PyData Amsterdam 2025

Designing tests for ML libraries – lessons from the wild
2025-09-25 , Voyager

In this talk, we will cover how to write effective test cases for machine learning (ML) libraries that are used by hundreds of thousands of users on a regular basis. Tests, despite their well-established need for trust and foolproofing, often get less prioritized. Later, this can wreak havoc on massive codebases, with a high likelihood of introducing breaking changes and other unpleasant situations. This talk deals with our approach to testing our ML libraries, which serve a wide user base. We will cover a wide variety of topics, including the mindset and the necessity of minimal-yet-sufficient testing, all the way up to sharing some practical examples of end-to-end test suites.
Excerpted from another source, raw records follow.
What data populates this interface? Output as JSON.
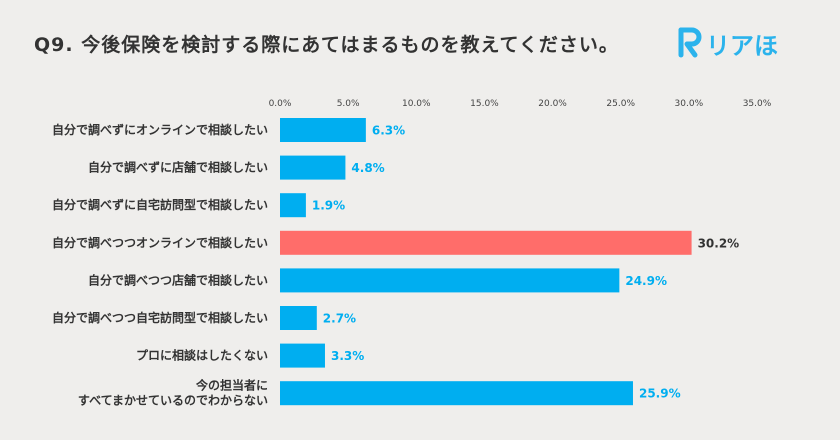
{
  "header": {
    "title": "Q9. 今後保険を検討する際にあてはまるものを教えてください。",
    "logo_text": "リアほ",
    "logo_color": "#2bb3ec"
  },
  "chart_data": {
    "type": "bar",
    "orientation": "horizontal",
    "categories": [
      "自分で調べずにオンラインで相談したい",
      "自分で調べずに店舗で相談したい",
      "自分で調べずに自宅訪問型で相談したい",
      "自分で調べつつオンラインで相談したい",
      "自分で調べつつ店舗で相談したい",
      "自分で調べつつ自宅訪問型で相談したい",
      "プロに相談はしたくない",
      "今の担当者に\nすべてまかせているのでわからない"
    ],
    "values": [
      6.3,
      4.8,
      1.9,
      30.2,
      24.9,
      2.7,
      3.3,
      25.9
    ],
    "value_labels": [
      "6.3%",
      "4.8%",
      "1.9%",
      "30.2%",
      "24.9%",
      "2.7%",
      "3.3%",
      "25.9%"
    ],
    "xlim": [
      0,
      35
    ],
    "x_ticks": [
      0,
      5,
      10,
      15,
      20,
      25,
      30,
      35
    ],
    "x_tick_labels": [
      "0.0%",
      "5.0%",
      "10.0%",
      "15.0%",
      "20.0%",
      "25.0%",
      "30.0%",
      "35.0%"
    ],
    "axis_position": "top",
    "grid": false,
    "bar_color": "#00aef0",
    "highlight_color": "#ff6d6a",
    "highlight_index": 3,
    "label_color": "#00aef0",
    "highlight_label_color": "#333333"
  }
}
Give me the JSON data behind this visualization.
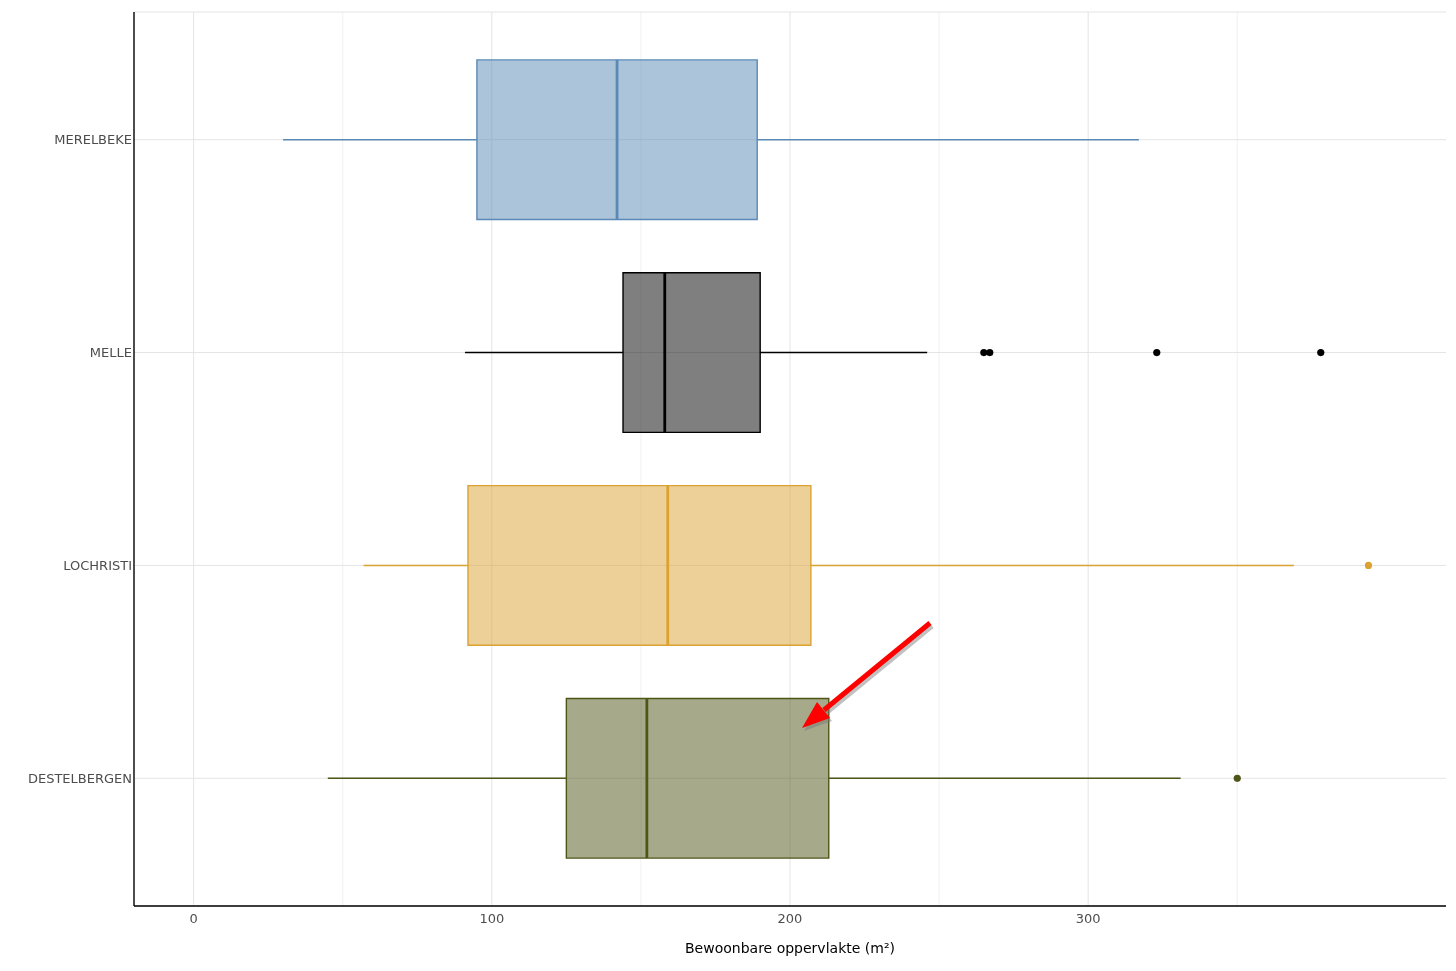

  • Why revisit an established topic?

    • How do ML libraries differ from regular Python libraries and how does it impact their testing?
  • Types of ML Libraries

    • Platform-level libraries (PyTorch, JAX, etc.)
    • Modeling libraries (Transformers, Diffusers, etc.)
    • Utility libraries (PEFT, TorchAO, etc.)
    • Data-related libraries (Torchvision, Datasets)
  • Briefing about how testing and CI are approached for the modeling and utility libraries at HF

  • Best practices from the wild

    • Python version coverage – are we covering all Python versions, or is there a minimum requirement?
    • Operating system distribution coverage – are we only targeting Linux?
    • Should code coverage be approached in the same way it’s approached for regular software?
    • Benchmarking tests – Do model forward passes take the same amount of time in a new feature? If there’s an increase, can we explain it?
    • Conditional accelerator tests (for certain changes trigger GPU tests, for example)
    • Approaching regression tests – with each new version of the library, outputs shouldn’t change without a plausible justification
    • Dealing with known failures – should we test known failures?

By the end of this talk, the audience will have a good understanding of the effective approaches to support modern ML libraries.

Machine Learning Engineer at Hugging Face

Sayak works on diffusion models at Hugging Face. His day-to-day includes training and babysitting diffusion models for images and videos, working on the diffusers library, and collaborating on applied research ideas. Off the work, he likes to binge-watch Suits and ICML tutorials.